My grandmother is unquestionably the most benevolent woman I have ever met. She will put you before herself whether she's known you for fifty years or five seconds. In her house, you always have a place to sleep, a table to eat at, and a conversation to establish new camaraderie. She can tell stories like no other: from when she was first married to the time she was robbed at gunpoint at the bank. Her wit is undeniable, her heart is unparalleled, and her soul is anything but tired. She has been a spark of altruistic love and joy throughout my life, reminding me what it really is to be a woman: a pure heart, a spirited soul, with a fiery passion. She is strong when others are weak. She remains determined when others have given up. And she is kind when others are not so generous. My grandmother didn't just teach me how to work, cook, and clean; she taught me how to love. She taught me how to laugh. She taught me how to live. Without her, I could not be half of who I am today. It is because of her example that I have even the slightest idea of the woman I could be. I aspire to be more and more like her with every day that passes, because in my eyes, she has always been the real Princess. She's always been the true Queen.
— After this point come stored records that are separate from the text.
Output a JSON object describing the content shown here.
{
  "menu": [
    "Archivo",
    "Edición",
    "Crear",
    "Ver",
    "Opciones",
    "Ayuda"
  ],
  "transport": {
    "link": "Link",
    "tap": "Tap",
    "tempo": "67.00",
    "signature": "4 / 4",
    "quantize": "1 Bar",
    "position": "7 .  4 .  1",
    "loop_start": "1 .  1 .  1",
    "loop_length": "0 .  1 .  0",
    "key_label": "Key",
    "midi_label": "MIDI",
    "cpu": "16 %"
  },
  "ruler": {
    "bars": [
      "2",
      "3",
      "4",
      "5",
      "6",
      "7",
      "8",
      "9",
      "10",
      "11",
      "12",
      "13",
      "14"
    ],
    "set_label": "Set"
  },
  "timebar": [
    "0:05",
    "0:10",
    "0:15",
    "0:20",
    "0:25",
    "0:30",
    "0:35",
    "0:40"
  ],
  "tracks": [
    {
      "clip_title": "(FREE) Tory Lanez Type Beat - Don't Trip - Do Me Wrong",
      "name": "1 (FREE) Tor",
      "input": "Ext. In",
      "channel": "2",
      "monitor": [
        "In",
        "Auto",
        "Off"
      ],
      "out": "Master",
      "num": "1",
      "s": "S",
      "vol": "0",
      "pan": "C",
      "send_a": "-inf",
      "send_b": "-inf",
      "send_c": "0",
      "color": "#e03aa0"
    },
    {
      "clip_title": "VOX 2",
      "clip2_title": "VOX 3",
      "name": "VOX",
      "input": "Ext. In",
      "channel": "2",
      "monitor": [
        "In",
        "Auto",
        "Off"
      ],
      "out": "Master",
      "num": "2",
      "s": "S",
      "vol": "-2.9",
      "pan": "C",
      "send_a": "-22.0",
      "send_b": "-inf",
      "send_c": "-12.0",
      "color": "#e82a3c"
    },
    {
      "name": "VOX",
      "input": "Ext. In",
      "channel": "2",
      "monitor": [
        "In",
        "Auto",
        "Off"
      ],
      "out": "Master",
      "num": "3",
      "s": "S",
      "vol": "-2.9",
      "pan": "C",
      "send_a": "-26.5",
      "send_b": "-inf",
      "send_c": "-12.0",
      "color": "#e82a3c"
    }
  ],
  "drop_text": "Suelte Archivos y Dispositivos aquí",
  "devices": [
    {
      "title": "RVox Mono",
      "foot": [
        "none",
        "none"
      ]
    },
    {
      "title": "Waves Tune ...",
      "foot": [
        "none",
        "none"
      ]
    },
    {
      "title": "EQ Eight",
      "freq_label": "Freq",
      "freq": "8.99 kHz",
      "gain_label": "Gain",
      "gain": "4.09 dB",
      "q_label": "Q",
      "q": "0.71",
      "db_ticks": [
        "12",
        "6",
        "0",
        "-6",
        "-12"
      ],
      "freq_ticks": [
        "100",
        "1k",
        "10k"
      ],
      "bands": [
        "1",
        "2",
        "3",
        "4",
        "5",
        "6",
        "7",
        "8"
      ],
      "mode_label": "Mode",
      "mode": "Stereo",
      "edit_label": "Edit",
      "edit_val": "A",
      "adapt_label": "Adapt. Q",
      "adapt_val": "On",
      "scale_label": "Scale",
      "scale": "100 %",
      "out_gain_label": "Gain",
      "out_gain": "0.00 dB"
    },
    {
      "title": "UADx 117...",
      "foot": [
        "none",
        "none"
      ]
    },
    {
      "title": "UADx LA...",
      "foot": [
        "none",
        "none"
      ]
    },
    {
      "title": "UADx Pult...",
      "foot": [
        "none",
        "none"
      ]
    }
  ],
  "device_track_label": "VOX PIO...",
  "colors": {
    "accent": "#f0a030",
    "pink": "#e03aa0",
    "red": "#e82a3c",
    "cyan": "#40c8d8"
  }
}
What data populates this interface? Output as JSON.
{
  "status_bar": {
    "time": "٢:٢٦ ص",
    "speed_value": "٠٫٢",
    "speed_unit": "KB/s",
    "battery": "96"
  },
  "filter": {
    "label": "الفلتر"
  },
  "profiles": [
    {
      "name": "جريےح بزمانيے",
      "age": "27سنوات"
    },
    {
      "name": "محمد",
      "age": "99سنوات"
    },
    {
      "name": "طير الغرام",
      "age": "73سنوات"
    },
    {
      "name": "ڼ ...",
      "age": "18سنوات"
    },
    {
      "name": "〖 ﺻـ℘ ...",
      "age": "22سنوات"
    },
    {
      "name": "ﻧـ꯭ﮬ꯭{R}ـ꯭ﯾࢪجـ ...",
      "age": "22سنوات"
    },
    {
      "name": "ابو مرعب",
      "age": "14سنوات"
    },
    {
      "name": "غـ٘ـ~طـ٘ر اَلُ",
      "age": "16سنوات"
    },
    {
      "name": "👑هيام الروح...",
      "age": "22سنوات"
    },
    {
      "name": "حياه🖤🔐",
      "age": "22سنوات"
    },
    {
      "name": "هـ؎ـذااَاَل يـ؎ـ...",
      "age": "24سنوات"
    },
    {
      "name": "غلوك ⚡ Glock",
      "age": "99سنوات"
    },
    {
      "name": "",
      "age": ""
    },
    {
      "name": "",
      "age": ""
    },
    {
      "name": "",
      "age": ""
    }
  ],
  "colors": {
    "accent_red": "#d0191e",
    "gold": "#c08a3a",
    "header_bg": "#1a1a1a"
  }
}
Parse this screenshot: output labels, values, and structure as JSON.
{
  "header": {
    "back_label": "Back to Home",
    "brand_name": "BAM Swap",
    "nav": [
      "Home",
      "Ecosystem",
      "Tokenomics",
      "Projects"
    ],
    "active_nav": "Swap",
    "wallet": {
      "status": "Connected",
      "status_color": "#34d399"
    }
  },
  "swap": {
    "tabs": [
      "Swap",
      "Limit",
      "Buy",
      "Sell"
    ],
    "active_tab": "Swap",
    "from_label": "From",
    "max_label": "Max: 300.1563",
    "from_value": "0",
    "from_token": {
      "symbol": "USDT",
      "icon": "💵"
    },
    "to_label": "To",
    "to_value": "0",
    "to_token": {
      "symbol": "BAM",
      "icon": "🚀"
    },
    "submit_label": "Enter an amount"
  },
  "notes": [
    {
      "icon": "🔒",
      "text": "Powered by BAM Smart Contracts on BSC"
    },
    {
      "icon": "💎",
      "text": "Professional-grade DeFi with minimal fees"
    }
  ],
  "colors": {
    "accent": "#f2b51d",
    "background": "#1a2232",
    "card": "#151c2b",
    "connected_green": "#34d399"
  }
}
She has fought for those she loved and the things she believed in while exuding an unyielding elegance of sophistication and grace.

She might be 87, but she is not old. Her heart and soul are actually quite young. I can only hope I will grow to have the same wrinkles from laughter, scars from determination, and adventure-filled memories to look back on for the rest of my life. I cannot express how thankful I am for my grandmother, and all the poise and persistence she has instilled within me. She is more than a grandmother. She is more than a mother, a teacher, or even a friend. She is an effortlessly beautiful pioneer woman, and she is an exquisite gift from God.